Here you can read about redirects on one proxy-server (Apache Traffic Server), the scenario there includes more redirects than I described above:
https://docs.trafficserver.apache.org/en/4.2.x/admin/reverse-proxy-http-redirects.en.html#handling-origin-server-redirect-responses

If you still encounter problems the server-logs of the proxy-server would be helpful.

EDIT:
According to he page @Jannes Botis linked there exist still more proxy-settings that might be able to support or disrupt the desired functionality, so the whole issue is perhaps about configuring the proxy-server correct. Here are a few settings that are directly related to redirects:

followRedirect - follow HTTP 3xx responses as redirects (default: true). This property can also be implemented as function which gets response object as a single argument and should return true if redirects should continue or false otherwise.
followAllRedirects - follow non-GET HTTP 3xx responses as redirects (default: false)
followOriginalHttpMethod - by default we redirect to HTTP method GET. you can enable this property to redirect to the original HTTP method (default: false)
maxRedirects - the maximum number of redirects to follow (default: 10)
removeRefererHeader - removes the referer header when a redirect happens (default: false). Note: if true, referer header set in the initial request is preserved during redirect chain.

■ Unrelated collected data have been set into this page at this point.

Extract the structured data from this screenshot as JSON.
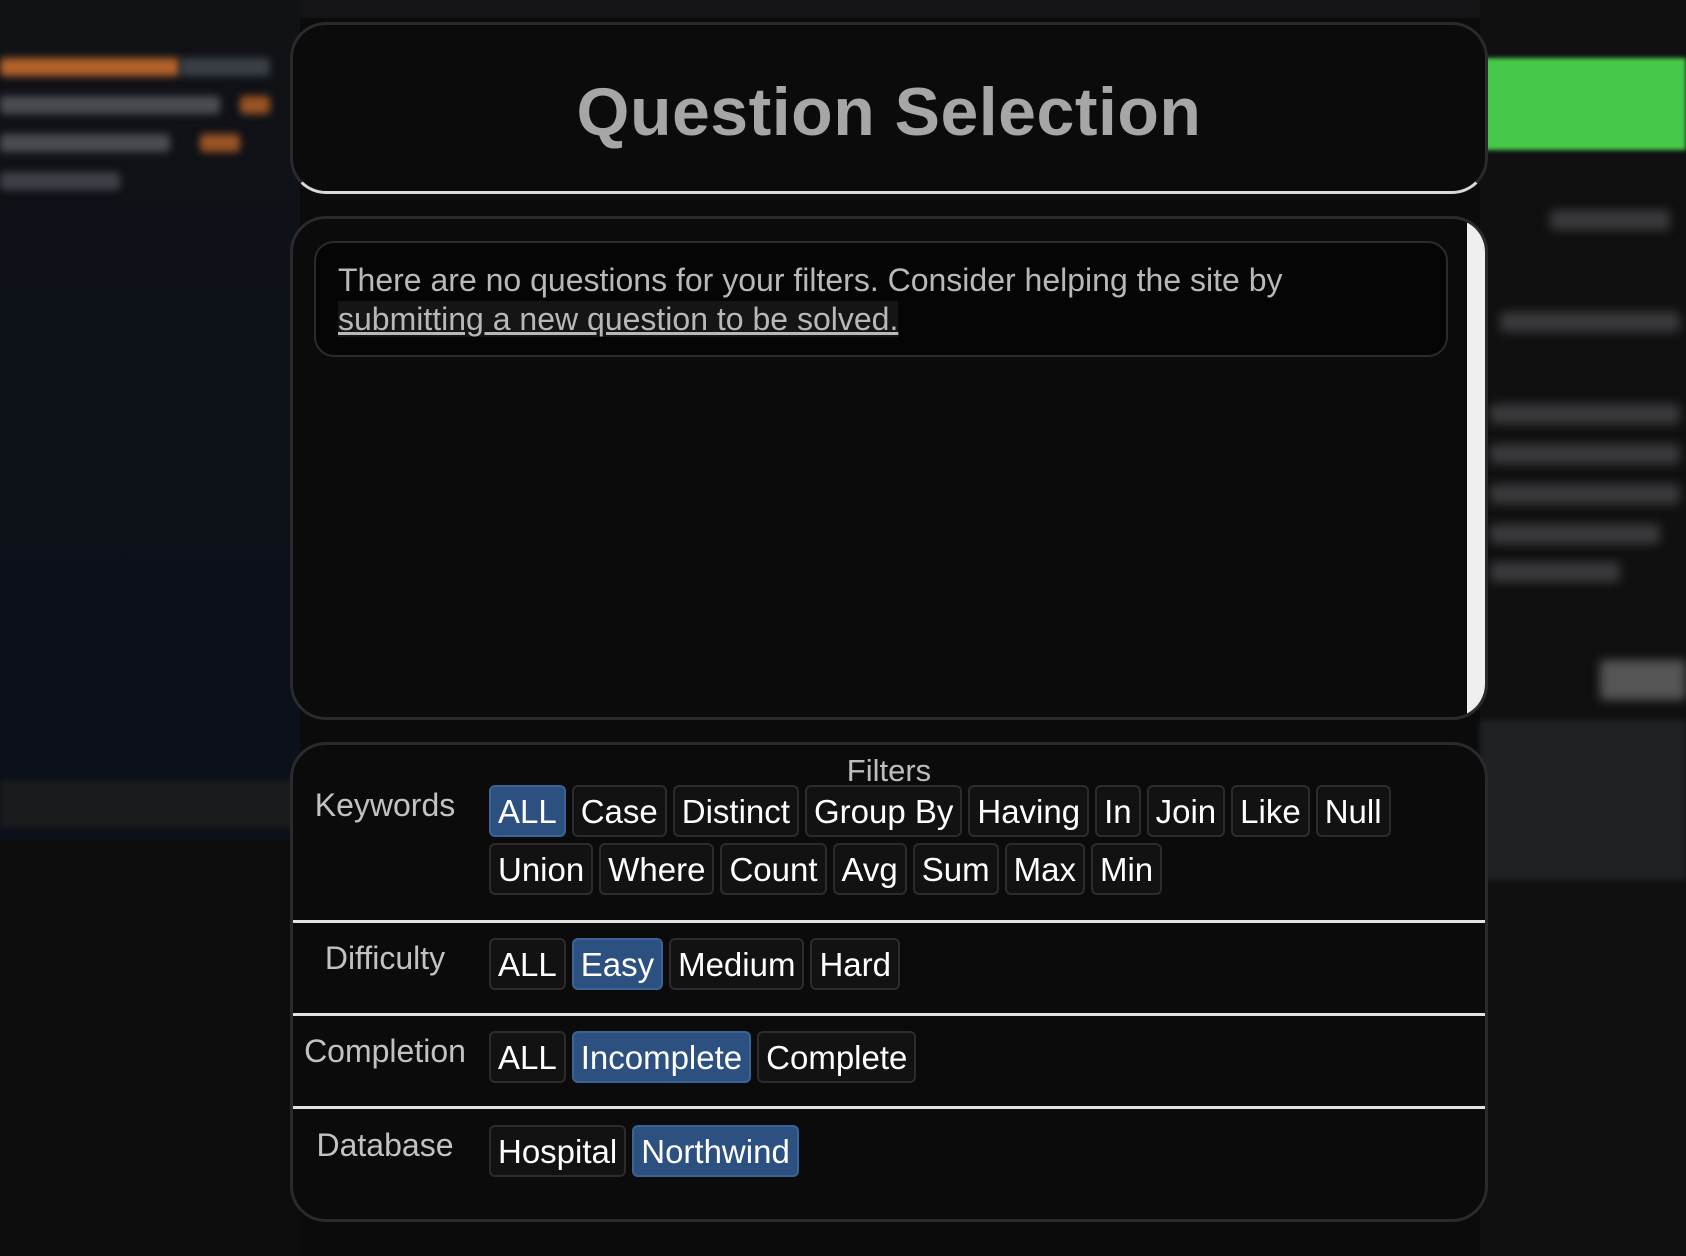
{
  "page": {
    "title": "Question Selection"
  },
  "questions": {
    "empty_message": "There are no questions for your filters. Consider helping the site by",
    "submit_link": "submitting a new question to be solved."
  },
  "filters": {
    "heading": "Filters",
    "keywords": {
      "label": "Keywords",
      "options": [
        {
          "label": "ALL",
          "active": true
        },
        {
          "label": "Case",
          "active": false
        },
        {
          "label": "Distinct",
          "active": false
        },
        {
          "label": "Group By",
          "active": false
        },
        {
          "label": "Having",
          "active": false
        },
        {
          "label": "In",
          "active": false
        },
        {
          "label": "Join",
          "active": false
        },
        {
          "label": "Like",
          "active": false
        },
        {
          "label": "Null",
          "active": false
        },
        {
          "label": "Union",
          "active": false
        },
        {
          "label": "Where",
          "active": false
        },
        {
          "label": "Count",
          "active": false
        },
        {
          "label": "Avg",
          "active": false
        },
        {
          "label": "Sum",
          "active": false
        },
        {
          "label": "Max",
          "active": false
        },
        {
          "label": "Min",
          "active": false
        }
      ]
    },
    "difficulty": {
      "label": "Difficulty",
      "options": [
        {
          "label": "ALL",
          "active": false
        },
        {
          "label": "Easy",
          "active": true
        },
        {
          "label": "Medium",
          "active": false
        },
        {
          "label": "Hard",
          "active": false
        }
      ]
    },
    "completion": {
      "label": "Completion",
      "options": [
        {
          "label": "ALL",
          "active": false
        },
        {
          "label": "Incomplete",
          "active": true
        },
        {
          "label": "Complete",
          "active": false
        }
      ]
    },
    "database": {
      "label": "Database",
      "options": [
        {
          "label": "Hospital",
          "active": false
        },
        {
          "label": "Northwind",
          "active": true
        }
      ]
    }
  },
  "colors": {
    "active_chip": "#2c5080",
    "background": "#0b0b0b",
    "title_text": "#a6a6a6"
  }
}
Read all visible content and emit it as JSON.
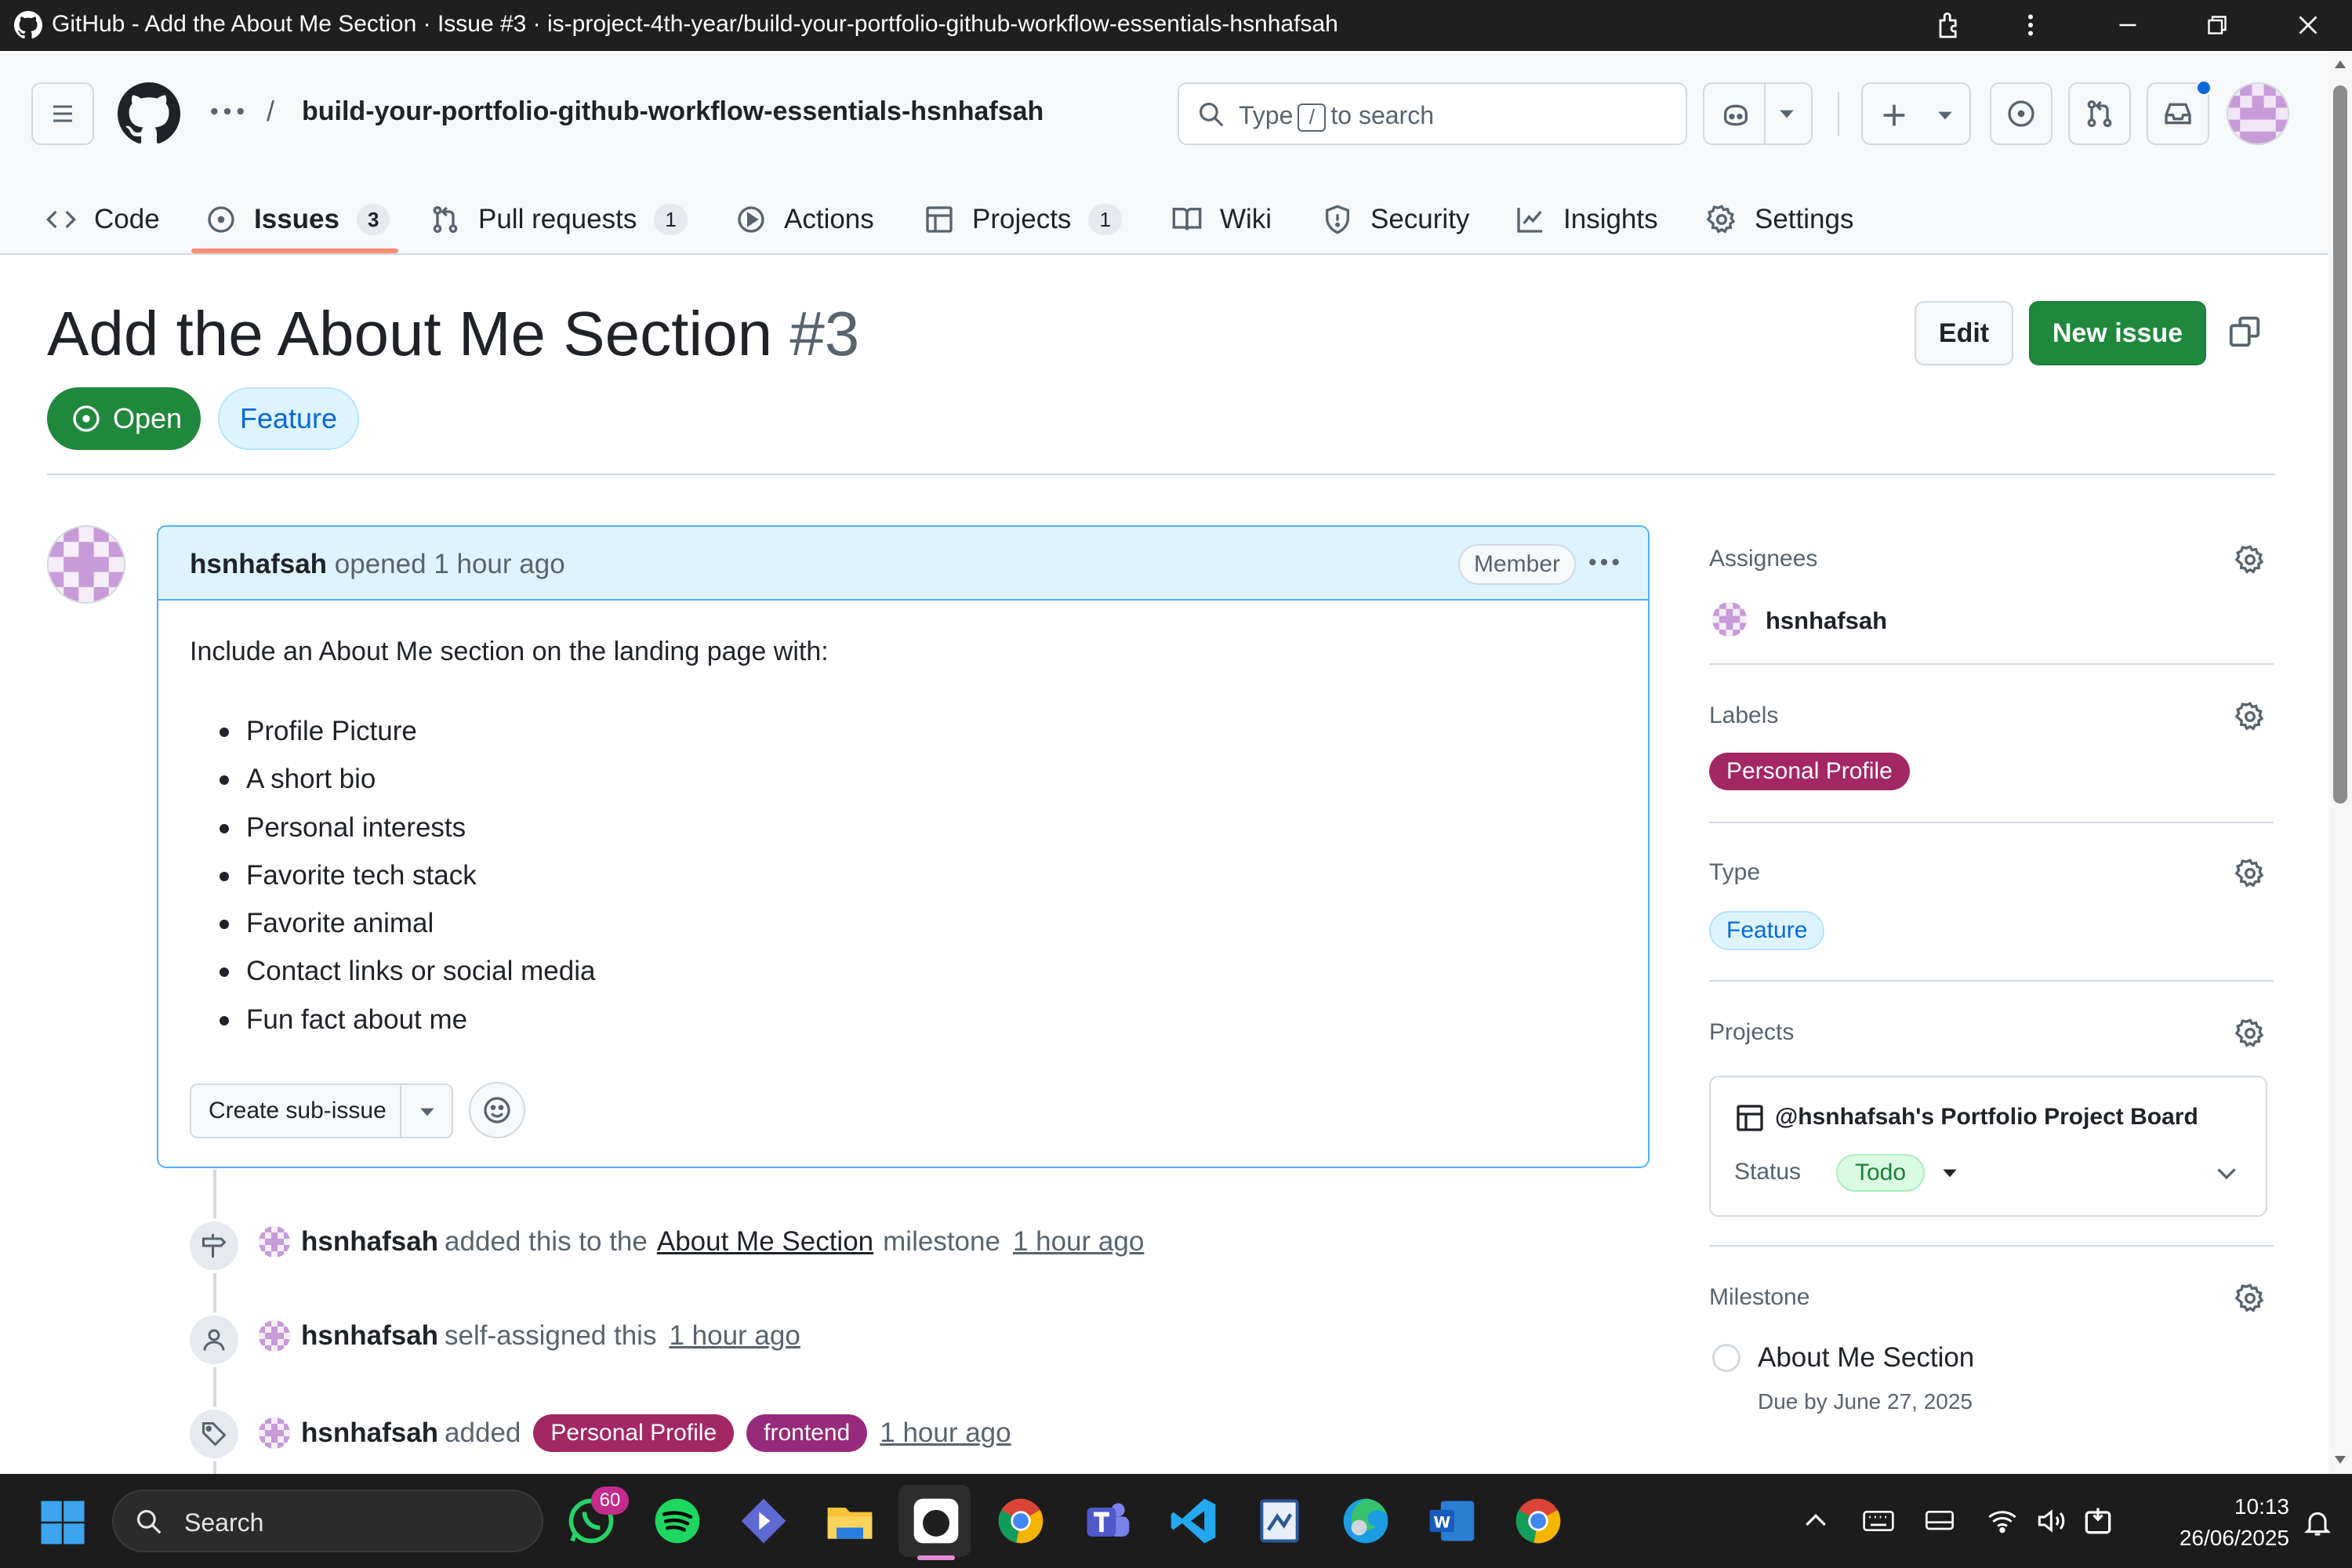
{
  "window": {
    "title": "GitHub - Add the About Me Section · Issue #3 · is-project-4th-year/build-your-portfolio-github-workflow-essentials-hsnhafsah"
  },
  "header": {
    "separator": "/",
    "repo_name": "build-your-portfolio-github-workflow-essentials-hsnhafsah",
    "search_prefix": "Type",
    "search_key": "/",
    "search_suffix": "to search",
    "tabs": [
      {
        "label": "Code",
        "icon": "code-icon"
      },
      {
        "label": "Issues",
        "count": "3",
        "icon": "issue-opened-icon",
        "active": true
      },
      {
        "label": "Pull requests",
        "count": "1",
        "icon": "git-pull-request-icon"
      },
      {
        "label": "Actions",
        "icon": "play-icon"
      },
      {
        "label": "Projects",
        "count": "1",
        "icon": "table-icon"
      },
      {
        "label": "Wiki",
        "icon": "book-icon"
      },
      {
        "label": "Security",
        "icon": "shield-icon"
      },
      {
        "label": "Insights",
        "icon": "graph-icon"
      },
      {
        "label": "Settings",
        "icon": "gear-icon"
      }
    ]
  },
  "issue": {
    "title": "Add the About Me Section",
    "number": "#3",
    "state": "Open",
    "type_pill": "Feature",
    "edit_label": "Edit",
    "new_issue_label": "New issue"
  },
  "comment": {
    "author": "hsnhafsah",
    "action": "opened",
    "time": "1 hour ago",
    "badge": "Member",
    "intro": "Include an About Me section on the landing page with:",
    "bullets": [
      "Profile Picture",
      "A short bio",
      "Personal interests",
      "Favorite tech stack",
      "Favorite animal",
      "Contact links or social media",
      "Fun fact about me"
    ],
    "create_subissue_label": "Create sub-issue"
  },
  "timeline": [
    {
      "icon": "milestone-icon",
      "user": "hsnhafsah",
      "text1": "added this to the",
      "link": "About Me Section",
      "text2": "milestone",
      "time": "1 hour ago"
    },
    {
      "icon": "person-icon",
      "user": "hsnhafsah",
      "text1": "self-assigned this",
      "time": "1 hour ago"
    },
    {
      "icon": "tag-icon",
      "user": "hsnhafsah",
      "text1": "added",
      "labels": [
        "Personal Profile",
        "frontend"
      ],
      "time": "1 hour ago"
    }
  ],
  "sidebar": {
    "assignees": {
      "heading": "Assignees",
      "user": "hsnhafsah"
    },
    "labels": {
      "heading": "Labels",
      "items": [
        "Personal Profile"
      ]
    },
    "type": {
      "heading": "Type",
      "value": "Feature"
    },
    "projects": {
      "heading": "Projects",
      "board": "@hsnhafsah's Portfolio Project Board",
      "status_label": "Status",
      "status_value": "Todo"
    },
    "milestone": {
      "heading": "Milestone",
      "name": "About Me Section",
      "due": "Due by June 27, 2025"
    }
  },
  "taskbar": {
    "search_placeholder": "Search",
    "whatsapp_badge": "60",
    "time": "10:13",
    "date": "26/06/2025"
  },
  "colors": {
    "accent_green": "#1f883d",
    "label_personal_profile": "#a32763",
    "label_frontend": "#972a7b",
    "feature_blue": "#0969da",
    "tab_underline": "#fd8c73"
  }
}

It's quite possible that other settings of the proxy-server have impact on fail or success of your scenario too.

Answer

After deactivating my old account I wanted to come back and give an actual answer to this question now I fully understand the answer. What I was asking one year ago was not possible, The antibot was fingerprinting me through the TLS ClientHello (And even slightly on the TCP/frame level).

To start, I wrote my a wrapper called request-curl which wrapped libcurl/curl binaries into a single library with the same format as request-promise, this gave me much more control over the request (preventing encoding, http2/proxy support and further session/TLS control) this still only let me reach a medicore rank of the 687th most popular ClientHello (https://client.tlsfingerprint.io:8443/). It wasn't good enough.

I had to move language. NodeJS is too much of a high-level language to allow for a really deep control (had to modify packets being sent from Layer 3). So as the answer to my question.

This is not yet possible to do in NodeJS - Let alone with the now unmaintained request.js library.

For anyone reading this, if you want to forge perfect requests to bypass antibot security you must move to a different language: I recommend utls in Golang or BouncyCastle in c#. Godspeed to you as it took me a year to really know how to do this. Even then, there's more internal issues these languages have and features they do not yet supposed (Go doesn't support 'basic' header-ordering, you need to monkey-patch/modify internals etc, utls doesn't easily support proxies). The list goes on and on.

If you're not already too deep into it, it's one hell of a rabbithole and I recommend you do not enter it.